Ağustos ayında 6 kadın, babaları tarafından öldürüldü. Öte yandan yılın ilk 8 ayında öldürülen kadınlardan en az 22’si polis veya savcılığa şikayette bulunmasına rağmen öldürüldü. Yani kadınlar, ne babaları ne de sığındıkları resmi kurumlar tarafından korundu.
'ÇOCUKLAR DA ÖLDÜRÜLÜYOR'
6284 sayılı Ailenin Korunması ve Kadına Karşı Şiddetin Önlenmesine Dair Kanun'un etkili şekilde uygulanmasını isteyen Ateselim, "6284 sayılı kanun net olmasına rağmen memurun kanunu uygulamadığını görüyorsunuz. Açıkça bir sebep sunmuyorlar ama 'aile içerisindeki mevzudur' demek isteniyor. Kadınlar evlerine geri gönderilmeye çalışılıyor." ifadelerini kullandı. Ataselim, "Eskiden çocukları ileri sürüyorlardı, şimdi çocuklar da öldürülmeye başlandı." dedi.
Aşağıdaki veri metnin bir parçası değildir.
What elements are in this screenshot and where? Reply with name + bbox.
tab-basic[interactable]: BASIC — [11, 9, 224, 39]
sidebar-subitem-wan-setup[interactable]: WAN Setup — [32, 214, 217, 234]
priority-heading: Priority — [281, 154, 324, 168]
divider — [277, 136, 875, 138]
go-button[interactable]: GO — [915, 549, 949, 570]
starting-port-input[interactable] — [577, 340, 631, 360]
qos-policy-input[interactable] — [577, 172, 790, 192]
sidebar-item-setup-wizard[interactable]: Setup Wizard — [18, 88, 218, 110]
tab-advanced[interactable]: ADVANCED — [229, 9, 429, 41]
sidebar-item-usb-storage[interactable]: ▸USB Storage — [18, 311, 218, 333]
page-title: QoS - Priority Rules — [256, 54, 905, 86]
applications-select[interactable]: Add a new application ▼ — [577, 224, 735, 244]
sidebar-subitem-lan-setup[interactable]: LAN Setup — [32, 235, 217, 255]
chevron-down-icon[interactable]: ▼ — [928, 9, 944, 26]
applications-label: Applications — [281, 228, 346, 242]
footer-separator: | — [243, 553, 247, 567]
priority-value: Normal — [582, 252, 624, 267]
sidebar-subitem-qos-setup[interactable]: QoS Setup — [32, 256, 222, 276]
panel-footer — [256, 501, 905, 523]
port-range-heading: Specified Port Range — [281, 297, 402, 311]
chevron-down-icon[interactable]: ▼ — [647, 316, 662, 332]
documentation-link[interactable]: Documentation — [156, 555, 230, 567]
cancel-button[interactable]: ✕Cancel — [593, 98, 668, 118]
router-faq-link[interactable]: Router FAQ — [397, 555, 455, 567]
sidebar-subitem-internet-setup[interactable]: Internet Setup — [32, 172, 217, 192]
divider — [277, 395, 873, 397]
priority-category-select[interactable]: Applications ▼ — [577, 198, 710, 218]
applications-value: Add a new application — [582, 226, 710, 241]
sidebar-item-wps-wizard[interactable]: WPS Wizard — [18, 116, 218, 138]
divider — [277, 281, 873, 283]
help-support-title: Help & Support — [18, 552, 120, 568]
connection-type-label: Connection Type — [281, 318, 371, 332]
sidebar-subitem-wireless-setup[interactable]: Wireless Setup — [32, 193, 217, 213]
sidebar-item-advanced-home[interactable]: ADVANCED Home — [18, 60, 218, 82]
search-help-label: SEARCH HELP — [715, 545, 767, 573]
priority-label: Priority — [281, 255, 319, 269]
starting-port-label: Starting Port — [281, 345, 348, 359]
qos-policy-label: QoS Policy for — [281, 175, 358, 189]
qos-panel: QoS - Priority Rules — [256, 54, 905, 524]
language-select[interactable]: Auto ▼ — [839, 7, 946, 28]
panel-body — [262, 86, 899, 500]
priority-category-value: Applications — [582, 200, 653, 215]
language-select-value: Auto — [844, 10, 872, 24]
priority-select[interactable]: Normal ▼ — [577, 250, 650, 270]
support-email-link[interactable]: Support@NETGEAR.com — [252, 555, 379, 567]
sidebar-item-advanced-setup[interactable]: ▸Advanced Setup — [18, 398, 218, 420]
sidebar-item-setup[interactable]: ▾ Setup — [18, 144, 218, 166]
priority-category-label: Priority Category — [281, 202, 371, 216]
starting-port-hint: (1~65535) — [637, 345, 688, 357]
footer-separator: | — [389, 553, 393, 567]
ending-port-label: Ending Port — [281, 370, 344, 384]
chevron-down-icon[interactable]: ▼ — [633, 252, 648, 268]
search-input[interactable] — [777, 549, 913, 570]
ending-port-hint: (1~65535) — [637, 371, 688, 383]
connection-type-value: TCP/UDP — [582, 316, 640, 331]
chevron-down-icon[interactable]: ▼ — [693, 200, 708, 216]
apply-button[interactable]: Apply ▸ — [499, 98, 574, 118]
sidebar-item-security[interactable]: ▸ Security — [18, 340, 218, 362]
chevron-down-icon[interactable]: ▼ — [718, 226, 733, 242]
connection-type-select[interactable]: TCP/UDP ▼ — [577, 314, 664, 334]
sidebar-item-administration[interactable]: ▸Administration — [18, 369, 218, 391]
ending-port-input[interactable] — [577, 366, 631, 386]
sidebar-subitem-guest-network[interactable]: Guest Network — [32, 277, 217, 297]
'KİMSE ARTIK ADALETE GÜVENMİYOR'
Erkek şiddetinin ve cinayetlerin cezasızlık ikliminden güç bulduğunu vurgulayan ve Diyarbakır'da öldürülen 8 yaşındaki Narin'i hatırlatan Ataselim, "Cezasızlık politikası hakim. Kimse artık adalete güvenmiyor. Narin küçücük bir köyde kayboldu. Yayın yasağı getirildi. Niye kayboldu Narin? Bütün bunların bir sonucunu yaşıyoruz. Şiddet uygulayan erkeklerde 'Başıma bir şey gelmez' algısı yerleşmeye başlıyor." diyerek tüm kadınlara seslendi:
"Korkma. Korkma, yalnız yürümeyeceksin."